Parley – Vous Francais?

Oui !

Girl with the engaging smile and a natural flair for looking lovely in white lingerie is LIZ McEWEN.

Liz spent a holiday in France this year. She went with some girlfriends. Naturally, they all wanted to test their French. Liz saw the most ravishing gendarme, lean, long, shatteringly Gallic and absolutely dishy. “When the traffic stops,” she said, “I’ll pop over to him and ask him the way to the Eiffel Tower.” “But we're not going to the Eiffel Tower,” said Shirley,” we went there yesterday.” You can't do anything with a girl as unimaginative as Shirley, so Liz just gave her a look and popped over to ask her dishy gendarme the way to the Eiffel Tower. As soon as the gendarme saw her coming he blew his whistle and all the traffic went into reverse. He bowed when Liz arrived and Liz, in her best French, which is not at all bad, popped the question apropos the location of the Eiffel Tower.

She returned to her friends dreamy-eyed and in an ecstatic tizzy, as they say in all the modern novels. “Well?” said Shirley. “He said it was twenty minutes after eleven,” said Liz tenderly. “Some answer,” said a girl called Daffodil, “he couldn't have understood your French.”

“His name is Maurice,” said Liz,” and when he comes to England he's going to bring me one of those big bunches of onions.”

Joanna Carlton

Back To The Blackboard

It was just one of those days. JOANNA CARLTON went out shopping and came back with the wrong change. It could happen to anybody, and it certainly happened to Joanna, a Nottingham housewife.

“Yes, I know,” said Mr. Carlton, “but it happened last Christmas as well. Back to the blackboard for you, dear wife, and we'll start with practical mathematics and end with trigonometry, and though it'll hurt me more than it’ll hurt you we’ll both feel all the better for it.” “I don’t think it will make me feel better at all,” said Joanna. “Can't I just go out to knitting classes?"

“Back to the blackboard,” said hubby and back to the blackboard it was, and Joanna started with how many beans make five and what happens when you buy seven oranges and give a quarter of them to that nice bus conductor on the way home.

Then she went on to practical mathematics and wished fervently she'd stayed with the five beans and seven oranges, because she was never very good at any kind of mathematics and likes just being a happy housewife and a good cook and a great help to her husband when he's having trouble mending a fuse.

“What,” said hubby, “is the distance between A and C?”

“Five and a half oranges,” said Joanna.

Never mind, it was a gallant try and she felt all the better for it, even if he didn’t.

Lisa Scott

Vintage Year

Year of origin 1945.

That was the year when we all stopped throwing hot lead and sizzling iron at each other and the sexy but militant girls in the Army, Navy and Air Force went happily back to civvy street to forget their militancy and rehabilitate their wriggles.

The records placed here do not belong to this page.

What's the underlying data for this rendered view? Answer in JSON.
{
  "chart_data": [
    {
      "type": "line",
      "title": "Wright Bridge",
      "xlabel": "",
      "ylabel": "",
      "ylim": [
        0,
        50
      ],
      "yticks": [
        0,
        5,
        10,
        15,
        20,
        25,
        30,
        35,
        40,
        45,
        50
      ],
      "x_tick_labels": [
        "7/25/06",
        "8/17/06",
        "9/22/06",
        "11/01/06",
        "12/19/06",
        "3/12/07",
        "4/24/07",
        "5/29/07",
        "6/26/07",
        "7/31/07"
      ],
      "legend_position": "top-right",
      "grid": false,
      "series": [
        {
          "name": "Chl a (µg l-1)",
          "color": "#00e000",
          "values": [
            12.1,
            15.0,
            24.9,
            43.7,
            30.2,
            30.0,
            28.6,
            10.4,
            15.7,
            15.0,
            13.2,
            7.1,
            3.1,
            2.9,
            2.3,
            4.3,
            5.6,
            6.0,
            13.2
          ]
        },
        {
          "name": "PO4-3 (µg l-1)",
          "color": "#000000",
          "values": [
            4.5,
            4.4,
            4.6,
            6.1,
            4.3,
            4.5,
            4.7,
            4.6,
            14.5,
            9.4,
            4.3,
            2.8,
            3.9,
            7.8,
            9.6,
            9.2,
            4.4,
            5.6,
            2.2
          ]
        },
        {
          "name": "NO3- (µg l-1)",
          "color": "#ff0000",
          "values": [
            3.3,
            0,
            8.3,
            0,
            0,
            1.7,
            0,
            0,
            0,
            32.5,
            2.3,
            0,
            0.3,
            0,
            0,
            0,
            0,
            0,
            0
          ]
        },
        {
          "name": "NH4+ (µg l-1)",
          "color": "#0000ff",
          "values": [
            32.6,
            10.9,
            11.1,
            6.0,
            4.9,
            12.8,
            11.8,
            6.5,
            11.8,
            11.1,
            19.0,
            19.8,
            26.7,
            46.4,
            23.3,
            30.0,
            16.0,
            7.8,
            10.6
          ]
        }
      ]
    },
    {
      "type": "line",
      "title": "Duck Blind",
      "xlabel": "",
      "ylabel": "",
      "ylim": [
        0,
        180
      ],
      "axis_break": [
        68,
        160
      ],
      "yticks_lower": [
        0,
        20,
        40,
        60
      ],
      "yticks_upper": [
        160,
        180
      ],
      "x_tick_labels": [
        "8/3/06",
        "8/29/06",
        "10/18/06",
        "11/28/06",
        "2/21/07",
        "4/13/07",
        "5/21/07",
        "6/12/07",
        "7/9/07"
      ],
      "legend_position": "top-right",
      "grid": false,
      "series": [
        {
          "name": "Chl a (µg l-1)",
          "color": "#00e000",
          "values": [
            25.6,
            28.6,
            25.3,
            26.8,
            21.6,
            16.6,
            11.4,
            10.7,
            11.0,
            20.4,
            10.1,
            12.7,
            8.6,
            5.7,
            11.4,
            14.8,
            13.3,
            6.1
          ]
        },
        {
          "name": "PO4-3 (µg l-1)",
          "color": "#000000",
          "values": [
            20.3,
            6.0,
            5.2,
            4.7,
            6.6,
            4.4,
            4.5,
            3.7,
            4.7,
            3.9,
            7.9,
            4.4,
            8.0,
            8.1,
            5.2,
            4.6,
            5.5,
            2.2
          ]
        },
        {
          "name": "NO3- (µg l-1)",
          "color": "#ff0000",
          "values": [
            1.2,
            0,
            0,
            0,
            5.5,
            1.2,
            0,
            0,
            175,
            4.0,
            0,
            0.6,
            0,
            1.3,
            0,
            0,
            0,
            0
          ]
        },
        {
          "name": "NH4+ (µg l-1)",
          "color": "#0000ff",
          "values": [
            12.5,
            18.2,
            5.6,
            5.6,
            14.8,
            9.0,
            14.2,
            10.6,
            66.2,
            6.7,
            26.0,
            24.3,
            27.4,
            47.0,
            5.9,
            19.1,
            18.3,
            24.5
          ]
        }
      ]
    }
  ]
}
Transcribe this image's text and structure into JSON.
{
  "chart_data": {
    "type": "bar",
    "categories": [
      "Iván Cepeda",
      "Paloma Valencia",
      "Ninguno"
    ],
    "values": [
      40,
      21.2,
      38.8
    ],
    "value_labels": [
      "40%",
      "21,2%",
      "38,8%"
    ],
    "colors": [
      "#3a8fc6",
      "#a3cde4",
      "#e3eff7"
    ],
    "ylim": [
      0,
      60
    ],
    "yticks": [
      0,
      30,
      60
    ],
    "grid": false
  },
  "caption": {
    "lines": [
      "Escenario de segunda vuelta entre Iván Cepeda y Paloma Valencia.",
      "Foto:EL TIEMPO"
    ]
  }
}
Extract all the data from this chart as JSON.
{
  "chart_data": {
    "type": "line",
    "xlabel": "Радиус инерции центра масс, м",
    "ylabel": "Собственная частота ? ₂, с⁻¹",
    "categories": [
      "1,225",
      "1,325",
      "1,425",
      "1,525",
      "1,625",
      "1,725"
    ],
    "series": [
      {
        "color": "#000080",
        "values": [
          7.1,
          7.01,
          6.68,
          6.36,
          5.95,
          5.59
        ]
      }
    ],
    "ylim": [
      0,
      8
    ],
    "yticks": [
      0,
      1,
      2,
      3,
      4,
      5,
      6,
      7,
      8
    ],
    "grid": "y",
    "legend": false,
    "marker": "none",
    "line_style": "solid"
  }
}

It was also the year when lovely LISA SCOTT was born. It was a vintage year for babies both beautiful and cuddly. When Charley Grapevine was born the top fell off a mountain somewhere and in the Falkland Islands it rained for six months solid. Charley’s year was non-vintage.

Latterly a secretary, Lisa’s current ambition is to be a successful model, and she’s got a yen for eating candy or washing whiter than white in TV commercials. Well, if we have to have all those soap flakes, let’s have them wrapped around Lisa.

Washing-machines and soap powders are purely utilitarian.

But washing-machines and soap powders and Lisa are delightful. “Mum, come and turn the telly off—dad's temperature’s gone up again.”

Karin Reali

Excuse Me

Caught with a slipped clip as she prepares to alight from her car is KARIN REALI, West German film starlet, wondering, like so many other girls, why nobody makes a car from which a lady may alight without a leg show.

Jackie Taylor

Follow the Girls

One can’t help but follow them these days.

Down the Strand, up Regent Street, down the Mall and all the way along the Embankment.

They’re a joy to the eye and one’s feet hardly notice at all, though the big toes don’t half play up when one at last gets home.

Cast an eye upon JACKIE TAYLOR, for instance. One could follow her from Land’s End to Edinburgh Castle and never notice a single blister.

Here she is against London backgrounds, and the whistles could be heard from every window.